I’ve changed a lot of things in my life.I’ve a developed a whole new perspective towards every object and phenomenon and undoubtedly committed to consolidate it.The most important change is that I’m now more watchful in what’s coming out of my mouth.I’ve tried to reduce the usage of a few words like could,would,should,will etc as they carry with them the flavour of past as well as future while it is necessary to live in present as consciously as possible.These words are best left at the unconscious level unless required by the circumstances.Try living in the present,rest all will take are of itself.When it comes to my relationship with other people,it too will definitely be impacted by this change of thinking.Although I’ve not met a lot of people in past few days,I can definitely see the obvious impacts such as detachment abolishes the obsessive talks,the less aversion abolishes the slander and harsh speech and moreover,my actions and speech accompanied by thoughts are now driven by a whole new moral force which has aroused inside me.

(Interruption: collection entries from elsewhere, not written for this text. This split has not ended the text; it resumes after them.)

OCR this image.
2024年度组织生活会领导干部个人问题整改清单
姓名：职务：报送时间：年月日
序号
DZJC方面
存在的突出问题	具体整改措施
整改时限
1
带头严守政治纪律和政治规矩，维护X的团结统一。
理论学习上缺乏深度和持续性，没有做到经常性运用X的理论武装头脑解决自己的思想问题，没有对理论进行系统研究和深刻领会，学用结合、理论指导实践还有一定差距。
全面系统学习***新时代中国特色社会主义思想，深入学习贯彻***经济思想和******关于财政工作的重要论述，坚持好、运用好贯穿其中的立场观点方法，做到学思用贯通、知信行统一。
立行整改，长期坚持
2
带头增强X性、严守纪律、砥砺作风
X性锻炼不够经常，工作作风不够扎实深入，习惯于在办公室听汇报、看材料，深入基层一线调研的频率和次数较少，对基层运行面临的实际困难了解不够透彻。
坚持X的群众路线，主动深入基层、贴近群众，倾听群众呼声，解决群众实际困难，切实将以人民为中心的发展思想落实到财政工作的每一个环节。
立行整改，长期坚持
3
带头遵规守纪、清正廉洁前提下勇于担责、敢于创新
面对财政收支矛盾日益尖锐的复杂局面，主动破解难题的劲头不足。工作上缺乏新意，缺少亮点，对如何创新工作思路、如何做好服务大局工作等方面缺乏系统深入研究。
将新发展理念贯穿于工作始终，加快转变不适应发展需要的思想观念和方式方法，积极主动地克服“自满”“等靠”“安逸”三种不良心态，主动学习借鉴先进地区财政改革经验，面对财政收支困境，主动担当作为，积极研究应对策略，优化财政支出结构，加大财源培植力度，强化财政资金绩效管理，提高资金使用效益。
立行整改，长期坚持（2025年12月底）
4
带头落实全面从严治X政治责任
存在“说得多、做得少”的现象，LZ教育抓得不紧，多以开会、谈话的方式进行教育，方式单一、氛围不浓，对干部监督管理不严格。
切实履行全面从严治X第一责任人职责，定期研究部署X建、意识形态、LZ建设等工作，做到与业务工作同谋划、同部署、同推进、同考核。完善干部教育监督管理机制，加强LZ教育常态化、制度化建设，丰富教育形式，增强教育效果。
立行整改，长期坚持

If i talk about whether i’m happy or not,I’ve found out a way to rise above this constant,continuing and grasping cycle of happiness and sorrow.We all desire happiness and then after we have it after some time sorrow grips again.Thus continues the never ending cycle of happiness and sorrow and we blindly take it as usual and never make an effort to come out of it.There is night and right after it is the morning.Now how many sane people cry when it’s night and jump with joy when it’s morning?The cycle is fixed and we don’t have a say in it.Same is the case with happiness and sorrow.The key lies in detachment.If we don’t attach ourselves with our joy and sorrow can we be happy when we feel joy and be sad when we feel sorrow?No definitely not.So it is necessary to rise above the cycle of happiness and sorrow and live a peaceful life.So then what is in our control?Well we can control our actions and realize that good actions produce good results and bad actions produce bad results.So,if i say i don’t expect happiness or sorrow anymore,it’d be an exaggeration at the moment but i’m definitely going in the right direction and will achieve it soon as I’m confident.